Wie hat ChatGPT Critical Computational Studies definiert?

Als kritisch im Sinne eines reflektierten Blicks auf den Umgang mit Algorithmen und Datenverarbeitung sowie die sich ergebenden Konsequenzen für Politik, Recht und Gesellschaft, aber eben auch für die Wissenschaft selbst. Die Frage ist dann, wie diese Felder durch "das Computationale" gestaltet werden, wie wir Letzteres aber zugleich gestalten können.

Und die Goethe-Uni richtet nun tatsächlich ein Center for Critical Computational Studies ein?

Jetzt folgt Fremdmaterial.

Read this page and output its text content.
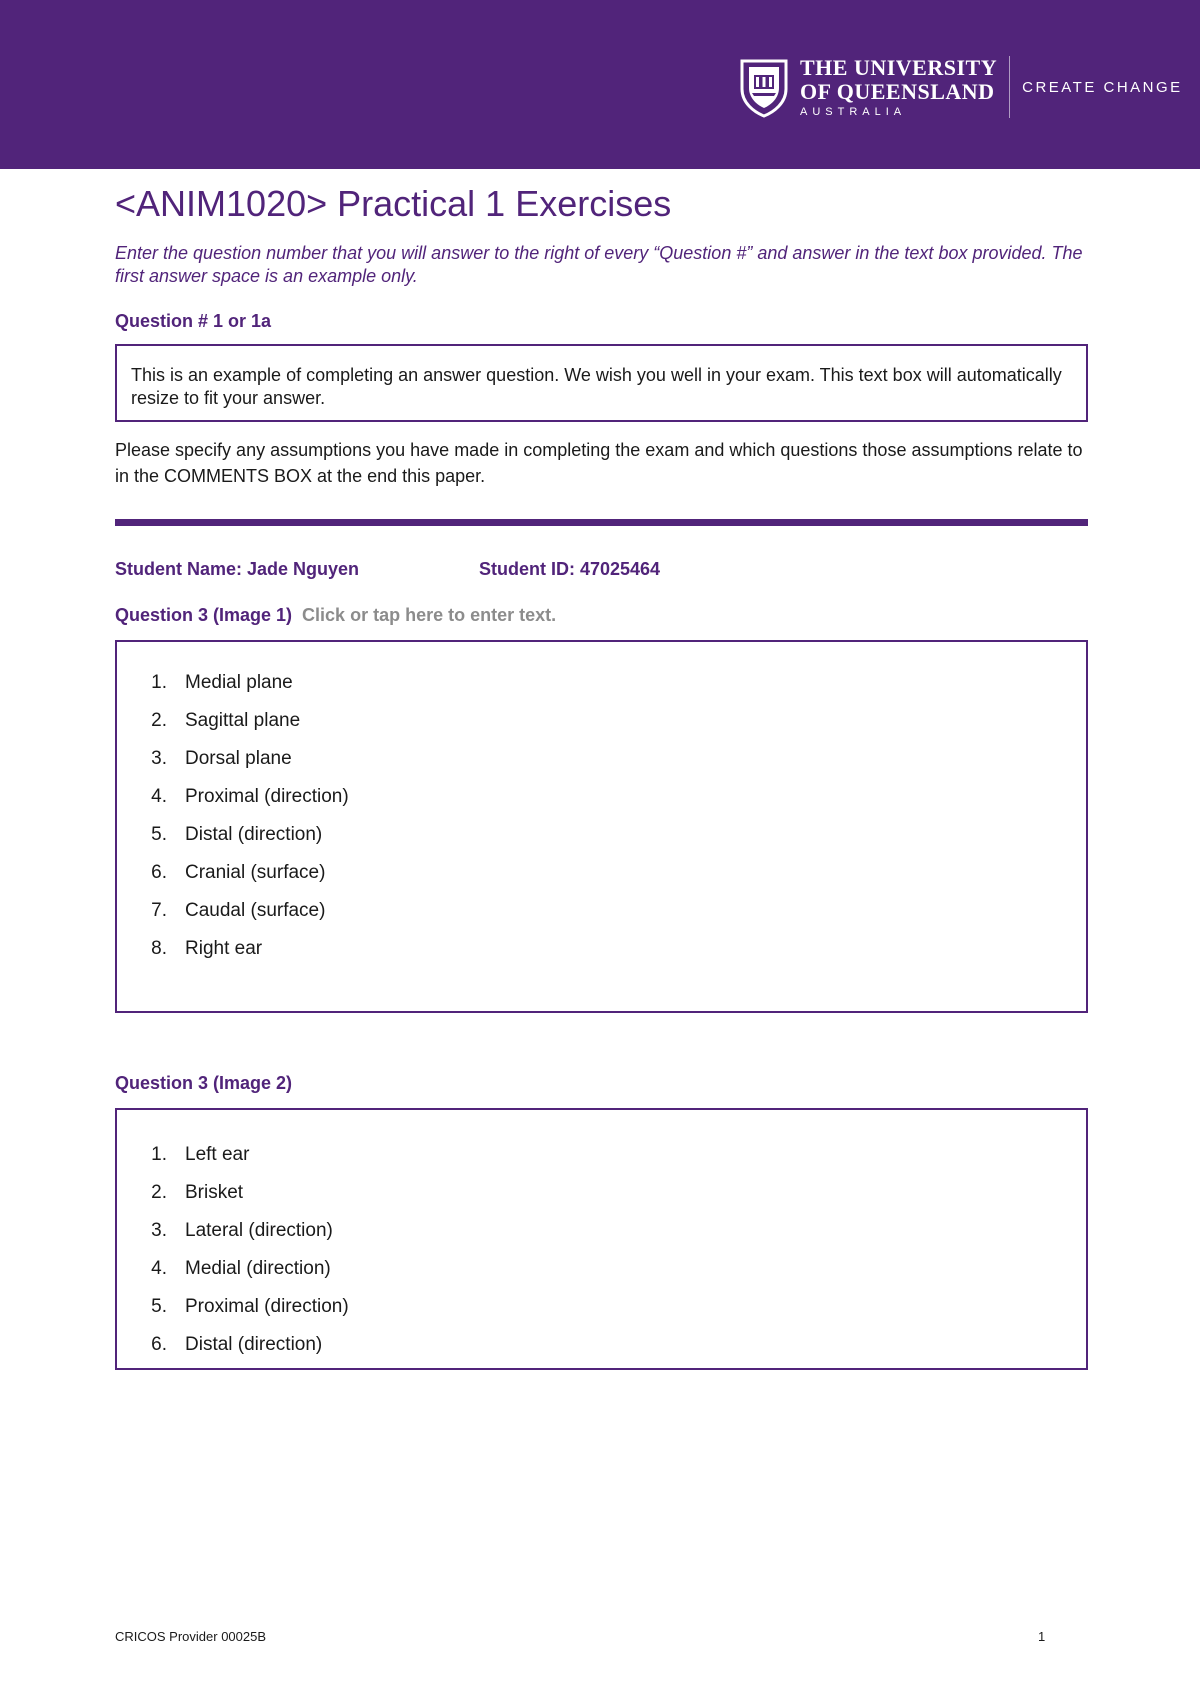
THE UNIVERSITY
OF QUEENSLAND
AUSTRALIA
CREATE CHANGE
<ANIM1020> Practical 1 Exercises
Enter the question number that you will answer to the right of every “Question #” and answer in the text box provided. The first answer space is an example only.

Question # 1 or 1a

This is an example of completing an answer question. We wish you well in your exam. This text box will automatically resize to fit your answer.
Please specify any assumptions you have made in completing the exam and which questions those assumptions relate to in the COMMENTS BOX at the end this paper.
Student Name: Jade Nguyen	Student ID: 47025464
Question 3 (Image 1) Click or tap here to enter text.
1. Medial plane
2. Sagittal plane
3. Dorsal plane
4. Proximal (direction)
5. Distal (direction)
6. Cranial (surface)
7. Caudal (surface)
8. Right ear

Question 3 (Image 2)

1. Left ear
2. Brisket
3. Lateral (direction)
4. Medial (direction)
5. Proximal (direction)
6. Distal (direction)
CRICOS Provider 00025B	1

Ja. Ich werde als Gründungssprecher mit einem interdisziplinären Team von Kolleginnen und Kollegen den Aufbau dieses Zentrums in den nächsten Jahren verantworten.

Welche Folgen wird ChatGPT für Ihre Arbeit als Professor haben? Da das Programm ziemlich intelligent wirkende juristische Texte fabriziert, könnten Studenten und Forscher es nutzen, um beim Abfassen von Arbeiten zu betrügen.

Im juristischen Kerngeschäft, der Dogmatik, produziert das System derzeit noch viel Humbug. Vermutlich stammen die Daten, mit denen die Maschine trainiert wurde, überwiegend nicht aus Deutschland und auch nicht aus dem großen Fundus an rechtswissenschaftlichen Texten, Urteilen und Ähnlichem. Es werden oft unpräzise oder schlichtweg erfundene Antworten gegeben. Nichtsdestoweniger muss ein Lehrender sowohl bei Studien- als auch bei Qualifikationsarbeiten damit rechnen, dass solche Systeme zum Einsatz kommen. Die Maschine kann Forschungsstände zusammenfassen, und die Ergebnisse lesen sich auf den ersten Blick plausibel. In der Zukunft könnte man etwa darüber nachdenken, die komplette Rechtsprechung einer bestimmten Rechtsordnung vom ersten bis zum letzten Urteil zu analysieren. Und wenn man solche Texte erstellen kann, besteht natürlich auch der Anreiz, sie zu übernehmen - womöglich ohne Quellenangabe.

Wie sollen Lehrende mit diesem Risiko umgehen?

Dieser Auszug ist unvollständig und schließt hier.